McCallie Habits of Mind

We call them the Habits of Mind.

They are the 14 habits that McCallie boys should have when they leave the Ridge, and they are baked in to the planning of every class offered at McCallie. It's a wholistic approach to academics, and we think it's part of what makes McCallie an exceptional place to learn.
 
The habits were the result of intense work by McCallie's faculty and administration, developing qualities that transcend any one class, but that are vital to a boy's success in college and in life after school. Every course is examined to determine which habits it helps to develop, and a boy's time at McCallie is mapped over the various courses he might take to ensure that he's getting the chance to build every habit.
 
The end result: McCallie boys graduate ready to thrive and lead in today's world -- and tomorrow's.

Critical Thinking
Ability to actively and skillfully conceptualize, apply, analyze, synthesize, and/or evaluate information. Involves identifying validity of offered facts and sources, and reading critically.

Problem Solving
Ability to conceptualize the various pieces of a challenge, and to develop a process to use relevant resources to reach solutions that work within the given context.

Curiosity/Questioning
Motivation to build on learned material to uncover additional understanding. Involves the ability and drive to ask incisive questions and the skills to pursue relevant research to gain new insights.

Resilience/Grit
Ability to recognize failures as learning opportunities and to dig in deeper when challenges become hard. Involves committing to a work ethic when under pressure, developing strategies to push forward, and doing both with honor and integrity.

Communication
Ability to express articulately a range of ideas and emotions through verbal and written form. Involves identifying best methods for various topics and situations and knowing when and where to voice thoughts.

Rhetoric/ Argumentation
Ability to organize thoughts and to develop cogent and persuasive evidence-based arguments. Involves ability to research relevant facts.

Collaboration
Ability to work together with various sized groups to achieve a common goal. Involves awareness how to best use each individual’s talents.

Creativity
Ability to transcend traditional ideas, rules, and patterns, to create meaningful new ideas, forms, methods, and interpretations. Involves looking at problems from novel perspectives and developing innovative responses/solutions.

Confidence
Belief in one’s own ability to make sense of the world and to reach chosen or designated goals. Involves possessing enough knowledge of content and context and knowing how to operate within both.

Compassion
Ability to recognize the situations others are experiencing and how they perceive the world because of it. Involves a desire to assuage existing suffering.

Emotional IQ
Ability to harness and to manage both personal emotions and the emotions of others in a group to produce positive outcome.

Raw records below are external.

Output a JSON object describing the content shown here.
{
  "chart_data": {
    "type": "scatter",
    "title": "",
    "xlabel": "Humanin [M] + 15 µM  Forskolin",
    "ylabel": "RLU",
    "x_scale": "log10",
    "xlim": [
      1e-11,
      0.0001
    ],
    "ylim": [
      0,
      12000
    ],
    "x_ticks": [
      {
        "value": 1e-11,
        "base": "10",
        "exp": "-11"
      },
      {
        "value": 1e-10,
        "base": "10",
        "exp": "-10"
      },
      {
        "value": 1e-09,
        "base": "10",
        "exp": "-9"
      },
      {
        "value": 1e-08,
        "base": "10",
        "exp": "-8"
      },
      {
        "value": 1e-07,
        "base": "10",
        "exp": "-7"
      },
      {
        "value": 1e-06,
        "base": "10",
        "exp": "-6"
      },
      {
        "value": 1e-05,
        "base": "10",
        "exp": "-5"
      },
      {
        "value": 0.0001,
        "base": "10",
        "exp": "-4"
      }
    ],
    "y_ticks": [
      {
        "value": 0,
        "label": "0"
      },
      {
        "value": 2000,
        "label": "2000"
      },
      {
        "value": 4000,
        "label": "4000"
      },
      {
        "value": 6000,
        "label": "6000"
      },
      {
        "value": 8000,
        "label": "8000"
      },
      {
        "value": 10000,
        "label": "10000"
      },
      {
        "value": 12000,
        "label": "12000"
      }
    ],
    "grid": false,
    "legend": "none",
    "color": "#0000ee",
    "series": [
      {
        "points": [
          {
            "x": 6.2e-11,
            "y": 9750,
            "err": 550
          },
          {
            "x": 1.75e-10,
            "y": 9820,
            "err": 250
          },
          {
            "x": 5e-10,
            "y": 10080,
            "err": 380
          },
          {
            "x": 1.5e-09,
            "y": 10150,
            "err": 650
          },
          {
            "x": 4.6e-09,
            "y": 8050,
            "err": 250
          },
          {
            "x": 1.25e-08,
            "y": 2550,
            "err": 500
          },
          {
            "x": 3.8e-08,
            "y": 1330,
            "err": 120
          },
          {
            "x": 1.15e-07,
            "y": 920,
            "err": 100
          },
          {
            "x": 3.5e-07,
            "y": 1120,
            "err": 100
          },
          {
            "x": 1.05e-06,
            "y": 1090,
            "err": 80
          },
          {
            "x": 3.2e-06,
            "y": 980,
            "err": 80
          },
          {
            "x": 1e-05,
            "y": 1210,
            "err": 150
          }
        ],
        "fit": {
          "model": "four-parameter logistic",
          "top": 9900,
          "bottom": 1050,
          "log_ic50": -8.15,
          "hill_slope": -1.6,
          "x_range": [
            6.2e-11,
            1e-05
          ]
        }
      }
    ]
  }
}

Cross-Cultural Understanding
Ability to understand and to appreciate how people from different cultures speak, communicate, and perceive the world around them.

Sense of Service
Motivation to recognize the role we can (and must) play by giving of ourselves and of our talents to make a positive difference in the world around us.

Computing/ Technological Savvy
Ability to learn and to use academic technology strategically. Involves comfortability with programming logic and widely used generic programs like Google Docs/Excel and presentation/webinar technology.